Today, anonymization, sometimes called “masking”, is done manually by lawyers and administrative staff. This process takes a lot of time and resources. Automating it would free up valuable time for legal professionals and make the process faster, more accurate, and consistent across all courts. If successful, this solution could also be used by large companies, government agencies, and even the military and changing how sensitive data is handled everywhere.
The project uses AI technology based on Swedish BERT, a language model trained to understand Swedish text. It combines this with NER (Named Entity Recognition), which is a technique for finding specific types of information in text, such as names of people (PERSON), organizations (ORG), locations (LOC), and codes. Once these details are detected, they will be anonymized using methods like pseudonymization (replacing real names with fake ones) and format-preserving masking (keeping the same structure so the document looks natural). If the system is unsure, a human will review the case to ensure accuracy.

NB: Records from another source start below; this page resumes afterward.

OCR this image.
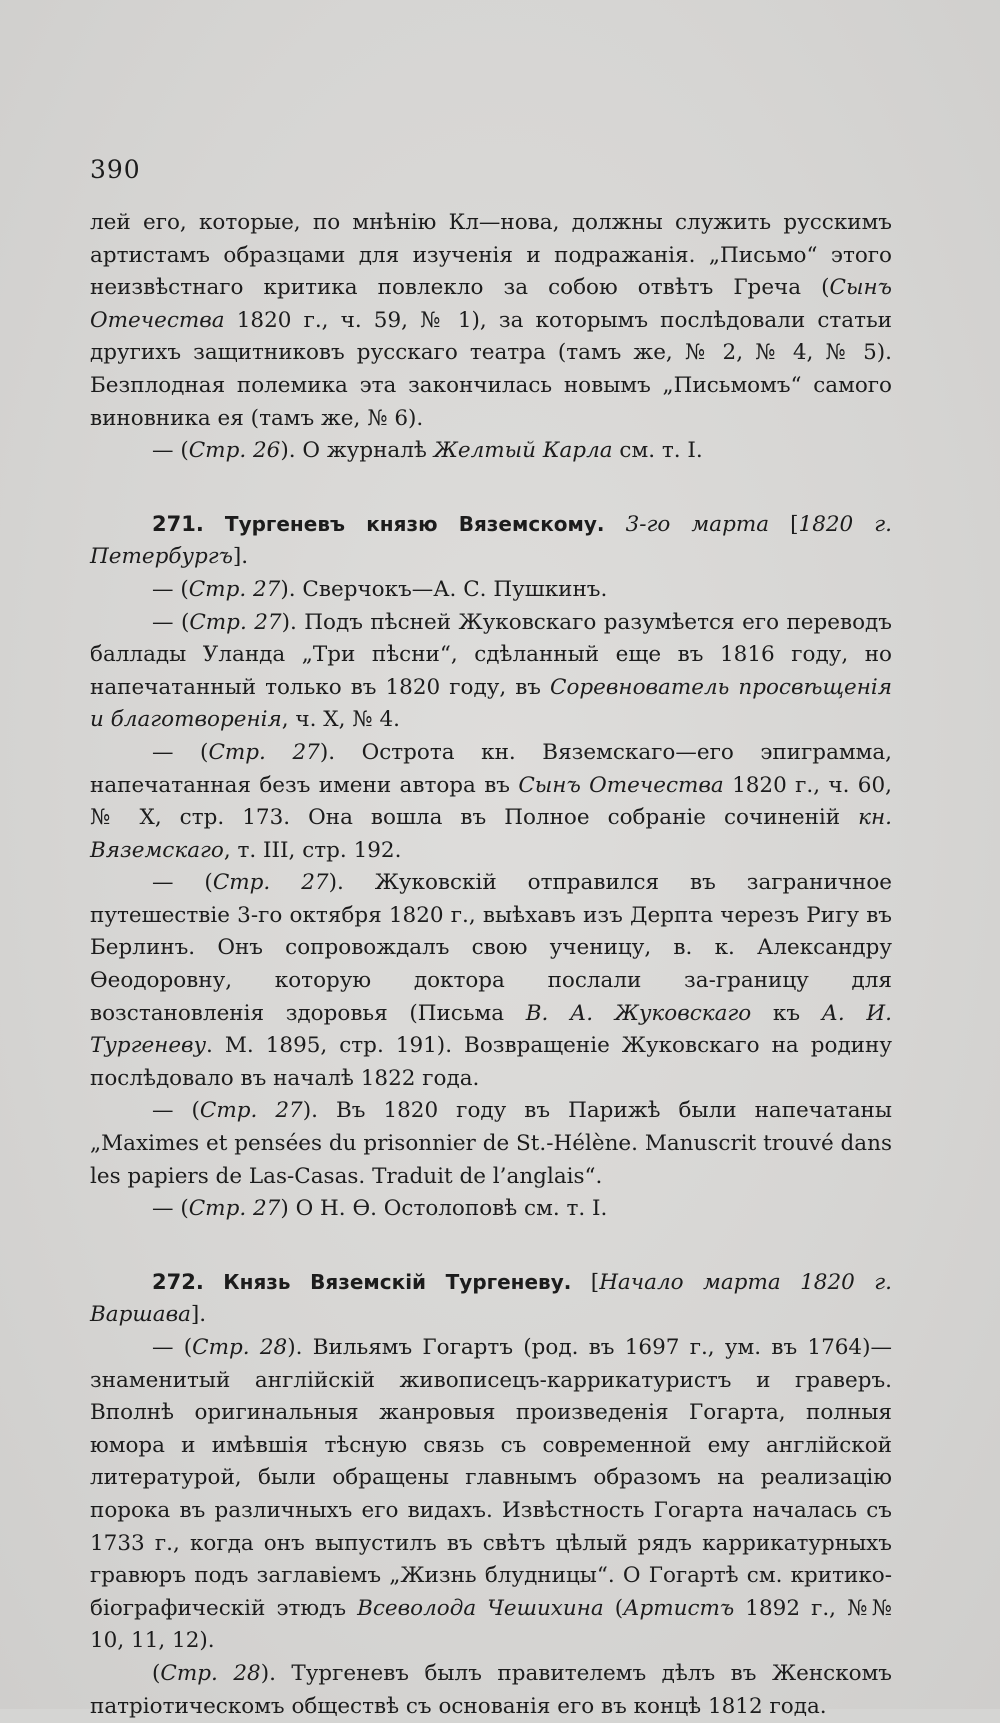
390

лей его, которые, по мнѣнію Кл—нова, должны служить русскимъ артистамъ образцами для изученія и подражанія. „Письмо“ этого неизвѣстнаго критика повлекло за собою отвѣтъ Греча (Сынъ Отечества 1820 г., ч. 59, № 1), за которымъ послѣдовали статьи другихъ защитниковъ русскаго театра (тамъ же, № 2, № 4, № 5). Безплодная полемика эта закончилась новымъ „Письмомъ“ самого виновника ея (тамъ же, № 6).

— (Стр. 26). О журналѣ Желтый Карла см. т. I.

271. Тургеневъ князю Вяземскому. 3-го марта [1820 г. Петербургъ].

— (Стр. 27). Сверчокъ—А. С. Пушкинъ.

— (Стр. 27). Подъ пѣсней Жуковскаго разумѣется его переводъ баллады Уланда „Три пѣсни“, сдѣланный еще въ 1816 году, но напечатанный только въ 1820 году, въ Соревнователь просвѣщенія и благотворенія, ч. X, № 4.

— (Стр. 27). Острота кн. Вяземскаго—его эпиграмма, напечатанная безъ имени автора въ Сынъ Отечества 1820 г., ч. 60, № X, стр. 173. Она вошла въ Полное собраніе сочиненій кн. Вяземскаго, т. III, стр. 192.

— (Стр. 27). Жуковскій отправился въ заграничное путешествіе 3-го октября 1820 г., выѣхавъ изъ Дерпта черезъ Ригу въ Берлинъ. Онъ сопровождалъ свою ученицу, в. к. Александру Ѳеодоровну, которую доктора послали за-границу для возстановленія здоровья (Письма В. А. Жуковскаго къ А. И. Тургеневу. М. 1895, стр. 191). Возвращеніе Жуковскаго на родину послѣдовало въ началѣ 1822 года.

— (Стр. 27). Въ 1820 году въ Парижѣ были напечатаны „Maximes et pensées du prisonnier de St.-Hélène. Manuscrit trouvé dans les papiers de Las-Casas. Traduit de l’anglais“.

— (Стр. 27) О Н. Ѳ. Остолоповѣ см. т. I.

272. Князь Вяземскій Тургеневу. [Начало марта 1820 г. Варшава].

— (Стр. 28). Вильямъ Гогартъ (род. въ 1697 г., ум. въ 1764)—знаменитый англійскій живописецъ-каррикатуристъ и граверъ. Вполнѣ оригинальныя жанровыя произведенія Гогарта, полныя юмора и имѣвшія тѣсную связь съ современной ему англійской литературой, были обращены главнымъ образомъ на реализацію порока въ различныхъ его видахъ. Извѣстность Гогарта началась съ 1733 г., когда онъ выпустилъ въ свѣтъ цѣлый рядъ каррикатурныхъ гравюръ подъ заглавіемъ „Жизнь блудницы“. О Гогартѣ см. критико-біографическій этюдъ Всеволода Чешихина (Артистъ 1892 г., №№ 10, 11, 12).

(Стр. 28). Тургеневъ былъ правителемъ дѣлъ въ Женскомъ патріотическомъ обществѣ съ основанія его въ концѣ 1812 года.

Because legal documents contain highly confidential information, the system will only be deployed within each individual court. It will not share data between courts, and the AI will only be trained on public and synthetic data, never on real court cases, so that privacy is fully protected.
To ensure high quality, the system will be tested using metrics like precision, recall, and F1-score. These are standard measures in AI that check how accurately the system finds and anonymizes sensitive information. Combined with user feedback, these evaluations will help guarantee that the final solution is both accurate and reliable, reducing workload and strengthening legal certainty.